43 families’ lives changed forever on September 26, 2014 when their loved ones – students at an Ayotzinapa teachers college – were kidnapped. A year before that, more than 15 people disappeared from Cocula, but their disappearances didn’t garner international attention. Since about 2007, more than 25,000 have been reported missing in Mexico, and it’s something that has similarly affected families across Latin America. Alfredo Lopez Cassanova’s new exhibit, Huellas de las Memorias, is shining a light on the drug-related casualties in Mexico, as well as Argentina, Honduras, El Salvador, and Guatemala.
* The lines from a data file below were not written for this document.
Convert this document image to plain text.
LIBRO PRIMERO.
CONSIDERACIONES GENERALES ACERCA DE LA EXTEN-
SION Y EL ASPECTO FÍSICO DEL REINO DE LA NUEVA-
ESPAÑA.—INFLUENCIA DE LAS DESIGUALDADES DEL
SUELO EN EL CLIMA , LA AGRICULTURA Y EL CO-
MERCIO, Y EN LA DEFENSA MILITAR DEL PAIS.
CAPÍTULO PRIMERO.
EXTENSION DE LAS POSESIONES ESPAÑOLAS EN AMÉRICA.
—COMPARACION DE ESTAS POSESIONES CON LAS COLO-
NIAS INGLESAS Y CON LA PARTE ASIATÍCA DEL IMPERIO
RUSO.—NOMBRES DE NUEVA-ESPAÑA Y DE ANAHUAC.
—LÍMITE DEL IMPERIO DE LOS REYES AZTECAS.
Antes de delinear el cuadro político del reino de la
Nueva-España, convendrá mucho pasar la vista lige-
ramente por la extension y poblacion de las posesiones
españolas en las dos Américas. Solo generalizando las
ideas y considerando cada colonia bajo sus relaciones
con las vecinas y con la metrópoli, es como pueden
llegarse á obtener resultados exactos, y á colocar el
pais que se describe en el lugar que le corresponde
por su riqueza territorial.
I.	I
Suspended from the ceiling of CDMX’s Museo Casa de la Memoria Indomita by a single string are 86 pairs of shoes gently swaying. The shoes belong to family members who have walked countless miles in search for answers. The soles have words etched on them that describe their harrowing experiences after their loved ones went missing, according to Radio Canada International. “These shoes symbolize the fight for the truth and the denunciation against the state-sponsored crime that are disappearances,” Jorge Galvez, director of the museum told ABC News.
Check out some of the moving images and videos below:
Huellas de las Memorias (Memory Tracks) is on display at CDMX’s Museo Casa de la Memoria Indomita until June 25.